The inverter 4 according to the present invention does not include the step-up transformer 5 and the diode rectifier 6 (see FIG. 4) of the initial charging circuit 7 in the conventional device. Instead, a protection thyristor 9 serving as a main circuit element is diverted (substituted) to perform phase control, thereby initially charging the electrolytic capacitor 3 of the inverter 4. This eliminates the need for the step-up transformer 5 and the diode rectifier 6 of the conventional initial charging circuit 7 as in the related art.

[0019]

According to the present invention, the DC energy storage section of the inverter is initially charged by controlling the phase of the protection thyristor which is the main circuit element of the sag compensator. The need for a step-up transformer and a diode rectifier in the circuit is eliminated, so that the manufacturing cost and the weight of the device can be reduced, and the circuit configuration can be simplified, and its practical value is great. After the initial charging of the DC energy charging unit by the phase control of the protection thyristor is completed, the operation of the inverter is controlled as a PWM converter to boost the voltage to the rated voltage. And can be realized with a lightweight device.

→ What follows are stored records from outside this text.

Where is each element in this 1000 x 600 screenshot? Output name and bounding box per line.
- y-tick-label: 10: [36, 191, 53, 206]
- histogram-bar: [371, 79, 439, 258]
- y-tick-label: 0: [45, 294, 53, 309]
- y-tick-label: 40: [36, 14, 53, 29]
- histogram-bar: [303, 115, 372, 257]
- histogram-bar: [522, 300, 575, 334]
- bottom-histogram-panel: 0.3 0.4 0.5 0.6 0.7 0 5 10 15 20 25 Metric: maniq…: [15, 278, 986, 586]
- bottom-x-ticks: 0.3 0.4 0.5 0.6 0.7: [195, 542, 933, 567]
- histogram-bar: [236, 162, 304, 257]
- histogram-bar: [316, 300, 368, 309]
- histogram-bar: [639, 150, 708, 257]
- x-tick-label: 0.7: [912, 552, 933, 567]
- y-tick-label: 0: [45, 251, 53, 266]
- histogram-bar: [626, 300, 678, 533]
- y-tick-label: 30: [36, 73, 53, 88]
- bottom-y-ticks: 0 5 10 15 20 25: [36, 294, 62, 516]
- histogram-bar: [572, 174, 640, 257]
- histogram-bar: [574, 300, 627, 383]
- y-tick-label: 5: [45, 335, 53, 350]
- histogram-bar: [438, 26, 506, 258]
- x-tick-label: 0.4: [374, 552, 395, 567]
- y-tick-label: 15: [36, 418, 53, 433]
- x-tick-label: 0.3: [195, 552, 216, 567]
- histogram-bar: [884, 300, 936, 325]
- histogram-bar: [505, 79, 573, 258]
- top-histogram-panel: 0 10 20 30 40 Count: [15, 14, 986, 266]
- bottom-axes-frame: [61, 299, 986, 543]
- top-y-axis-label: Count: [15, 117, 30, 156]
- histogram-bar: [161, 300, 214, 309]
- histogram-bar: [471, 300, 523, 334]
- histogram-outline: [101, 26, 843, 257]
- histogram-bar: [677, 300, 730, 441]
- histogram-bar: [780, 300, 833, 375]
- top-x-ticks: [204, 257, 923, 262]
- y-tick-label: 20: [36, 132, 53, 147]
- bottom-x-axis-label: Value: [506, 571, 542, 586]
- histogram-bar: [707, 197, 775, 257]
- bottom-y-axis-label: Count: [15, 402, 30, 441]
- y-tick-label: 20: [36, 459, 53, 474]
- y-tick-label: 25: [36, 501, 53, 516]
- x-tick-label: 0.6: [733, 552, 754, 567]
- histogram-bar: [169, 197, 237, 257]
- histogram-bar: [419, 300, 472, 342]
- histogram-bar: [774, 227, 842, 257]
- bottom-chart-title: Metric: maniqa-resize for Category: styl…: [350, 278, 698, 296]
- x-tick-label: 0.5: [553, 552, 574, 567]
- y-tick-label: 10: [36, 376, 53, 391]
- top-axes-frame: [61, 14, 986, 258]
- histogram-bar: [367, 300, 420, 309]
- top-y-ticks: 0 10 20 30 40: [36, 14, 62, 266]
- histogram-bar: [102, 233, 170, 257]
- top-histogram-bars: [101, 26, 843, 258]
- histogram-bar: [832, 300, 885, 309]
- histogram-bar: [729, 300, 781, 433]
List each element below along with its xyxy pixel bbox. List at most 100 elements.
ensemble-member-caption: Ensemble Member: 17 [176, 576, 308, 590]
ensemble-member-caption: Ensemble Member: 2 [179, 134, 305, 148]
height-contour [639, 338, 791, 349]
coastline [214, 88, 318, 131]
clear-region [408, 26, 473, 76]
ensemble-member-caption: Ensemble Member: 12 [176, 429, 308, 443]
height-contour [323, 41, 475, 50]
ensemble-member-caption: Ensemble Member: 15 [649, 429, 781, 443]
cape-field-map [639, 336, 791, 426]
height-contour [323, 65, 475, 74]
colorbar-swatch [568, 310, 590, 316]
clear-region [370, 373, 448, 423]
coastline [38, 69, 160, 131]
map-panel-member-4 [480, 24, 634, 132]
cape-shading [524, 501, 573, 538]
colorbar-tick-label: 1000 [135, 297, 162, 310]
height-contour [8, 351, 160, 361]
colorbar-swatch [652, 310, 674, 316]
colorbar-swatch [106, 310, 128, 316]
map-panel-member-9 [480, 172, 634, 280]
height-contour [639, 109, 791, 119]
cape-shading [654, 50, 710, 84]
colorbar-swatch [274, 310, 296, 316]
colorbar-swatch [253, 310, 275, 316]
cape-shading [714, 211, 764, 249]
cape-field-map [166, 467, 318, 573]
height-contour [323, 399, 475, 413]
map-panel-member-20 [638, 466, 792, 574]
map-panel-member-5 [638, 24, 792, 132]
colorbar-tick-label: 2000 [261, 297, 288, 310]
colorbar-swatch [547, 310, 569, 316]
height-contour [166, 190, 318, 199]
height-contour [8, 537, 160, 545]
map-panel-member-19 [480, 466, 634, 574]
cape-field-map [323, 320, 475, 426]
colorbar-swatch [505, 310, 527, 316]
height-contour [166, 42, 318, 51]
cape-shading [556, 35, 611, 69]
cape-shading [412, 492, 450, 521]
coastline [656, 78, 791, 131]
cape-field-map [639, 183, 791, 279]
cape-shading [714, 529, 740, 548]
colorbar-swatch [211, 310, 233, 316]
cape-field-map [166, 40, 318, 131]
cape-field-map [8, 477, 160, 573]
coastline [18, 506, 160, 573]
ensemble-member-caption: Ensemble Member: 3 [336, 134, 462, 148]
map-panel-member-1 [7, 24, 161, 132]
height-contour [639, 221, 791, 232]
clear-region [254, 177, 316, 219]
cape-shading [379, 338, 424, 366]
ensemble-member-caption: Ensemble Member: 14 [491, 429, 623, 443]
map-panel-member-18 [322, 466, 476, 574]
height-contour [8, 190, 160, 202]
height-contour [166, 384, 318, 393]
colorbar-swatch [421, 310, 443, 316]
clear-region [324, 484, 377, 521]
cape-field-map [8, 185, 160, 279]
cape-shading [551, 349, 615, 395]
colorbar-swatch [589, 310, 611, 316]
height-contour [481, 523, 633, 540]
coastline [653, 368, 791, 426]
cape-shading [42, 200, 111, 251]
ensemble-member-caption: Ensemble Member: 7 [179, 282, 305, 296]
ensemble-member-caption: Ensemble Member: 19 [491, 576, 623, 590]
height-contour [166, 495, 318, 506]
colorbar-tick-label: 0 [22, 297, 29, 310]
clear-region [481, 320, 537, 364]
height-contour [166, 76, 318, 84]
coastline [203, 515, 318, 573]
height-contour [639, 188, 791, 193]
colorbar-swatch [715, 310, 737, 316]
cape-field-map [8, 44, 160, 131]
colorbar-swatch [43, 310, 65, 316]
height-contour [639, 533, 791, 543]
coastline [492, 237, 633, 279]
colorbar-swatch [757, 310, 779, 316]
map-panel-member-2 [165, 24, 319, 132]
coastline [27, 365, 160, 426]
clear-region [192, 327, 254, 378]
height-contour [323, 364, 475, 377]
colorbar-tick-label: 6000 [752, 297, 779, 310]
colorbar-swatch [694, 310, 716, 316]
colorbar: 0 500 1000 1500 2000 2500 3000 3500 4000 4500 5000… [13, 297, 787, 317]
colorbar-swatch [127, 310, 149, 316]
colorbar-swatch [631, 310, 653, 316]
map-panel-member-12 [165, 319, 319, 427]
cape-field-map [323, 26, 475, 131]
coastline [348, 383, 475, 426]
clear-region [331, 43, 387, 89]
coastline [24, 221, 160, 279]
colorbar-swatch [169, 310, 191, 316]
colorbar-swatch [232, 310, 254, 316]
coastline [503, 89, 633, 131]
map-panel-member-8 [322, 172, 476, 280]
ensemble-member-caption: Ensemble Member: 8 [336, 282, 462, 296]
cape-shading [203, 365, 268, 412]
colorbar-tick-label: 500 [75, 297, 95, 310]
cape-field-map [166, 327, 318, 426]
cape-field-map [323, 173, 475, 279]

[Brief description of the drawings]

FIG. 1 is a circuit configuration diagram of a sag compensator according to an embodiment of the present invention.

FIG. 2 is a waveform chart for explaining phase control of the protection thyristor of FIG. 1;

FIG. 3 is a characteristic diagram showing a firing angle of a gate signal of the protection thyristor of FIG. 1;

FIG. 4 is a circuit diagram showing a sag compensator according to a conventional method.

[Explanation of symbols]

 DESCRIPTION OF SYMBOLS 1 Load 2 Commercial power supply 3 DC energy storage part (electrolytic capacitor) 4 Inverter 9 Inverter protection thyristor (protection thyristor)

Claims (2)

[Claims] When an instantaneous voltage drop occurs in a commercial power supply that supplies power to a load connected to a power supply system, an instantaneous voltage drop that compensates for a load voltage before the instantaneous voltage drop is provided by a charging voltage of a DC energy storage unit of an inverter. A compensator,
A method of charging an instantaneous voltage drop compensating device, wherein a DC energy storage section of an inverter is initially charged by controlling a phase of an inverter protection thyristor provided between the inverter and a power supply system. 2. The method according to claim 1, wherein after the initial charging of the DC energy charging unit by the phase control of the inverter protection thyristor is completed, the operation of the inverter is controlled as a PWM converter to boost the voltage to a rated voltage. How to charge the voltage drop compensator.